Eine unserer wichtigsten Aufgaben
„Wie lieblich sind die Füße derer, die das Evangelium des Guten verkündigen!“ (Röm 10,15).
Es gibt viele Seelen, die kurz vor der ewigen Verdamnis stehen. Sind wir abrufbereit, um ihnen noch einmal das Evanglium zu sagen? Folgende wahre Geschichte, die ich vor kurzem las, macht Mut das Werk eines Evangelisten zu tun:
„Können Sie kommen, um eine kranke Frau zu besuchen?“
— „Ist es sehr dringend?“ — „Ja, sie wird die Nacht wohl nicht überleben.“ — „Es ist gut, ich komme sofort.“ Ich legte den Hörer auf.
Ich bahnte mir einen Weg durch die Straßen der Stadt, war bald an Ort und Stelle und wurde sofort ins Krankenzimmer geführt. Traurig und hilflos sah mir das Gesicht einer Frau entgegen. Die Kranke versuchte zu sprechen, aber ihre Stimme war so schwach und gebrochen, dass ich mich tief über sie beugen musste, um zu verstehen, was sie sagte. Ich fühlte, dass ich dem Tod gegenüberstand, denn man konnte förmlich sehen, wie ihr Leben dahinschwand.
Hoffnungslosigkeit spiegelte sich in ihrem Gesicht, während sie darauf wartete, dass ich sie ansprach. Die Dunkelheit des Abends schien sich noch zu vertiefen, als ich die blassen, eingefallenen Züge beobachtete, auf denen Verzweiflung geschrieben stand.

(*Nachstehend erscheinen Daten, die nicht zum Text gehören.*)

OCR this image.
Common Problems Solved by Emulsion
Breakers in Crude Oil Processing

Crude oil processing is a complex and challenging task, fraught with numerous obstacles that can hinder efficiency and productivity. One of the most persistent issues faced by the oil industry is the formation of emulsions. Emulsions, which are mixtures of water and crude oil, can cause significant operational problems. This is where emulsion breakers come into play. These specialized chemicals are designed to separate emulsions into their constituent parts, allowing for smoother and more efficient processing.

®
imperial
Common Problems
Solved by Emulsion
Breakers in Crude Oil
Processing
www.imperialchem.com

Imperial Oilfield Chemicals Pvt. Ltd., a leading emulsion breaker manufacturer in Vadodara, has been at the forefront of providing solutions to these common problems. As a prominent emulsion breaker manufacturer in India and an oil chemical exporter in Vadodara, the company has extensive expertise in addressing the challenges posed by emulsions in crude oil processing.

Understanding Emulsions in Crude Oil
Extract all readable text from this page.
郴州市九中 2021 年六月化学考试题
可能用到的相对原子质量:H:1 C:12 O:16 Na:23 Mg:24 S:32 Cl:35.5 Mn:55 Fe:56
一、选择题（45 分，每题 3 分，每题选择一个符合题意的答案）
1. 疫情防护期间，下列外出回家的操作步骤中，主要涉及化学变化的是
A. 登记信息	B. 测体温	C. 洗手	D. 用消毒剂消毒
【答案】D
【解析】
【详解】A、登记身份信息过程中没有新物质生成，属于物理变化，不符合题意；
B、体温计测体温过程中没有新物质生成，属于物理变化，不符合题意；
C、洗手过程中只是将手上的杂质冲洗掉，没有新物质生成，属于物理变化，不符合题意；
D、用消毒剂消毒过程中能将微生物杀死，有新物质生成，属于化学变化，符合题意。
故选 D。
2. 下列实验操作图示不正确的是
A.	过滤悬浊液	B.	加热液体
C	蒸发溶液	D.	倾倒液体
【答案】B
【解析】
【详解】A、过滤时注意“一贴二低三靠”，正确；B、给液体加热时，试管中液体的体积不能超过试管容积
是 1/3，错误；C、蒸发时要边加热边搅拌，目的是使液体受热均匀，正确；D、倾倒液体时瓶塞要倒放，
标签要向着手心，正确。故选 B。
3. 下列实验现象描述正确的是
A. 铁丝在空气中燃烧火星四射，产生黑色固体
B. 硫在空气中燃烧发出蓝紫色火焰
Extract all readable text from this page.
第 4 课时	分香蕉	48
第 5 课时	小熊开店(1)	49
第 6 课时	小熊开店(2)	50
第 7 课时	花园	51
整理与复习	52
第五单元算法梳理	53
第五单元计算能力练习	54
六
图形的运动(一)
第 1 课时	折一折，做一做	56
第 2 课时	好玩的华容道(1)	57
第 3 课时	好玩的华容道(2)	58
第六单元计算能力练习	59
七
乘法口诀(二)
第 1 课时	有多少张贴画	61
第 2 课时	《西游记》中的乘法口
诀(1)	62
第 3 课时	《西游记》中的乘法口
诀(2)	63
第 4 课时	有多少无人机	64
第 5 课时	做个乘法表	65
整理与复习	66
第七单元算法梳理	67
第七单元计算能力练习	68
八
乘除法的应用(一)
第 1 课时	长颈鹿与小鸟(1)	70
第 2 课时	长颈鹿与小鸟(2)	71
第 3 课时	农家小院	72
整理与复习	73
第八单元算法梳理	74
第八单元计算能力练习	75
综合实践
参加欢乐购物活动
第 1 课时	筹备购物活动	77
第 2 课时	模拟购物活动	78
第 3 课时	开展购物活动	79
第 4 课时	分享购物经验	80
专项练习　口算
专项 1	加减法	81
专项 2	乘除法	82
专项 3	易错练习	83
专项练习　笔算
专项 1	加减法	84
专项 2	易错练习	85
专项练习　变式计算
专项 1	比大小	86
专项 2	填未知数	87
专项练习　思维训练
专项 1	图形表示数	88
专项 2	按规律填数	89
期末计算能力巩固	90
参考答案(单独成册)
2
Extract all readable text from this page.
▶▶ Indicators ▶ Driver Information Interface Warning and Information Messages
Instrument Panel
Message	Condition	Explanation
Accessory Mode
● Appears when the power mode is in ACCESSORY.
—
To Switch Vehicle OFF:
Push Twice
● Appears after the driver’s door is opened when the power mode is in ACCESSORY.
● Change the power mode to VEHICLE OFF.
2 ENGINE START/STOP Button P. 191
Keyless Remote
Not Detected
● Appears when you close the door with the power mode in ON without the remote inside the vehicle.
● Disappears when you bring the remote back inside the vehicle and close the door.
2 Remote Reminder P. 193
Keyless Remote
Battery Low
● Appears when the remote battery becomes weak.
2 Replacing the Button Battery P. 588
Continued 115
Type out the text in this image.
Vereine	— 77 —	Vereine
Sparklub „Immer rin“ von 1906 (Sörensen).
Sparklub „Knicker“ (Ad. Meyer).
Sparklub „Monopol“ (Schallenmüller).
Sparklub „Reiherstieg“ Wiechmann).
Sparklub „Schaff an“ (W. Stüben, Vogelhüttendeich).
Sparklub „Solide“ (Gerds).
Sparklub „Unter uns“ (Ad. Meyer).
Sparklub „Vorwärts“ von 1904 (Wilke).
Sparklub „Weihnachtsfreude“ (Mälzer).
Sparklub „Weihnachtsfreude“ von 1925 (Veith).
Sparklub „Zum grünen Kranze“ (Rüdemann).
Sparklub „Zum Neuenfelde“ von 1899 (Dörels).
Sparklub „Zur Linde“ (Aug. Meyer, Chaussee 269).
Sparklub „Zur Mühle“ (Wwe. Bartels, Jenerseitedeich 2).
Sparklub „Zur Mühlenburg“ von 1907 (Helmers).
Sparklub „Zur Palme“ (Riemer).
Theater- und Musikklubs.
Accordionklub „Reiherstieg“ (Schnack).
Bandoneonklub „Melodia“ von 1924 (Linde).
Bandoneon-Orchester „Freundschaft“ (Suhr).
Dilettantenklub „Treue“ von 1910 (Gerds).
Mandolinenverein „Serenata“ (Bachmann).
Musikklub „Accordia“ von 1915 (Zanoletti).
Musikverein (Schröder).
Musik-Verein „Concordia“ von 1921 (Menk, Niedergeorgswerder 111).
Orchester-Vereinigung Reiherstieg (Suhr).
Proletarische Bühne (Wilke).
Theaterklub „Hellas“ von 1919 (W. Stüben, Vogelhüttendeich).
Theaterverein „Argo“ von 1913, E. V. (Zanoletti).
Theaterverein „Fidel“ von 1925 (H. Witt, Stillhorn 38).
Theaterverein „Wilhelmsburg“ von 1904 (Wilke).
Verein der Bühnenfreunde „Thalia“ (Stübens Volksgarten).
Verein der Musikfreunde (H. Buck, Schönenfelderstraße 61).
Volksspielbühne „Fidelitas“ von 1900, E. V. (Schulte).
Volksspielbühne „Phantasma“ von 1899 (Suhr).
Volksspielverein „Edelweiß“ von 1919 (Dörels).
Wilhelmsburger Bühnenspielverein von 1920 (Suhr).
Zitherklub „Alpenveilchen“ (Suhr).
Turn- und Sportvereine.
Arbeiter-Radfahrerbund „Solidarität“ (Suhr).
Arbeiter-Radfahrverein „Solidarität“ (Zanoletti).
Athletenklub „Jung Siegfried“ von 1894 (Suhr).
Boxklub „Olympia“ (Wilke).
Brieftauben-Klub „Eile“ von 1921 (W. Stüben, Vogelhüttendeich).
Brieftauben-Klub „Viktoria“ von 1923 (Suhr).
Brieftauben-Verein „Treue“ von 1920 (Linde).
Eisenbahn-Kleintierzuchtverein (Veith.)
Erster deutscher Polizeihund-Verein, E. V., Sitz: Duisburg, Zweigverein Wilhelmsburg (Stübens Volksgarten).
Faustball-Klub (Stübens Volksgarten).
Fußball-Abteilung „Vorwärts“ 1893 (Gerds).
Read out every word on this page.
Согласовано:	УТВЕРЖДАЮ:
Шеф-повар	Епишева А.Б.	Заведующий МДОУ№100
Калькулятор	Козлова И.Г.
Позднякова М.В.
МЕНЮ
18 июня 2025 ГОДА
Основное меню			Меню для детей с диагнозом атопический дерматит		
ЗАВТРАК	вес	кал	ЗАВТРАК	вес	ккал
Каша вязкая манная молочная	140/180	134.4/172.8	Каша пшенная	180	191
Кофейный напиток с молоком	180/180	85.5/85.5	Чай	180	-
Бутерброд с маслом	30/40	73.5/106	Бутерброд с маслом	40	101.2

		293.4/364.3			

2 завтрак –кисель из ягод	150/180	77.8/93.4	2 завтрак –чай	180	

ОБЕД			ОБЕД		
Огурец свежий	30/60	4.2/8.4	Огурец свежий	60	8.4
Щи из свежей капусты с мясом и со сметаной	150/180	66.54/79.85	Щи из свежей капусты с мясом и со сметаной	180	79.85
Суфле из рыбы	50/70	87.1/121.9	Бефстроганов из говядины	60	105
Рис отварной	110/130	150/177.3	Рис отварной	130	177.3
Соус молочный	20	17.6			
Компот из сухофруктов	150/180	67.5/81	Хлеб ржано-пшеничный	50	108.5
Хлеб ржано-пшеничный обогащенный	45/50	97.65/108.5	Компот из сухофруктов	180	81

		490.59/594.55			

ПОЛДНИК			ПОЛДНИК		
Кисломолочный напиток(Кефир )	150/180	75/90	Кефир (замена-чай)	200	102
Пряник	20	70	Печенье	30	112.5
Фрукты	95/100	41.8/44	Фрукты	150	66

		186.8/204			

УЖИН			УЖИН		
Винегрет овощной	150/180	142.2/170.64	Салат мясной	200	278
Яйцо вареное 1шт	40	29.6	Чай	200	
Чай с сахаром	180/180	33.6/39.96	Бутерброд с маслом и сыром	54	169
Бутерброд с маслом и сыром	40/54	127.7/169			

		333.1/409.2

Da war keine Zeit zu verlieren, keine Zeit zur Unterhaltung über die Dinge dieser Welt: ein Ewigkeitsschicksal stand auf dem Spiel. — „Frau Cook“, fragte ich, als ich mich über sie beugte, „sind Sie bereit, zu sterben, haben Sie eine Hoffnung?“ — „Nein“, murmelte sie, und ein tiefer Seufzer kam über ihre Lippen.
So klar wie ich vermochte, erzählte ich ihr den wunderbaren Heilsplan Gottes, kniete nieder, betete mit ihr und sang ihr dann leise die Verse:
„So wie ich bin, so muß es sein, nicht meine Kraft, nur du allein, dein Blut wäscht mich von Flecken rein, o Gottes Lamm, ich komm!
Grad' wie ich bin, nimmst du mich an,
die Sündenschuld ist abgetan,
weil ich auf dein Wort trauen kann.
O Gottes Lamm, ich komm, ich komm!“
Als ich den zweiten Vers sang, hörte ich ihre Stimme, wie sie schwach und matt mitzusingen versuchte. Manchmal konnte ich die Worte unterscheiden, aber meist blieben sie unverständlich, bis ich zur letzten Zeile kam. Da sang sie mit Herz und Mund: „O Gotteslamm, ich komm!“
Und sie kam — in der vollen Gewißheit des Glaubens. Ich verließ sie und wusste, dass alles in Ordnung war, dass sie heimging zu ihrem himmlischen Vater.
Sie war ein Mitglied der Kirche gewesen — aber — unbekehrt. Das gerade war ihre große Not, denn das Wort Gottes sagt klar und mit Nachdruck: „Es sei denn, dass ihr euch umkehret, so werdet ihr nicht ins Himmelreich kommen“ (Mat 18,3). Auf dem Heimweg überfiel mich eine große Traurigkeit im Gedanken an die ungeheure Verantwortung der Menschen, die ändern die Mitgliedschaft in einer Kirche oder Gemeinde gewähren, ohne dass sie „wiedergeboren“ sind.
Ich sah Frau Cook nicht mehr, bis ich an ihrem Sarg stand und ihr wächsernes Gesicht mir todkalt entgegenblickte. Als ich ihre Begräbnispredigt hielt, entschloß ich mich, mehr denn je alles beiseitezulegen und mich rückhaltlos in die Arbeit zu stellen, Menschen für die Ewigkeit bereitzumachen.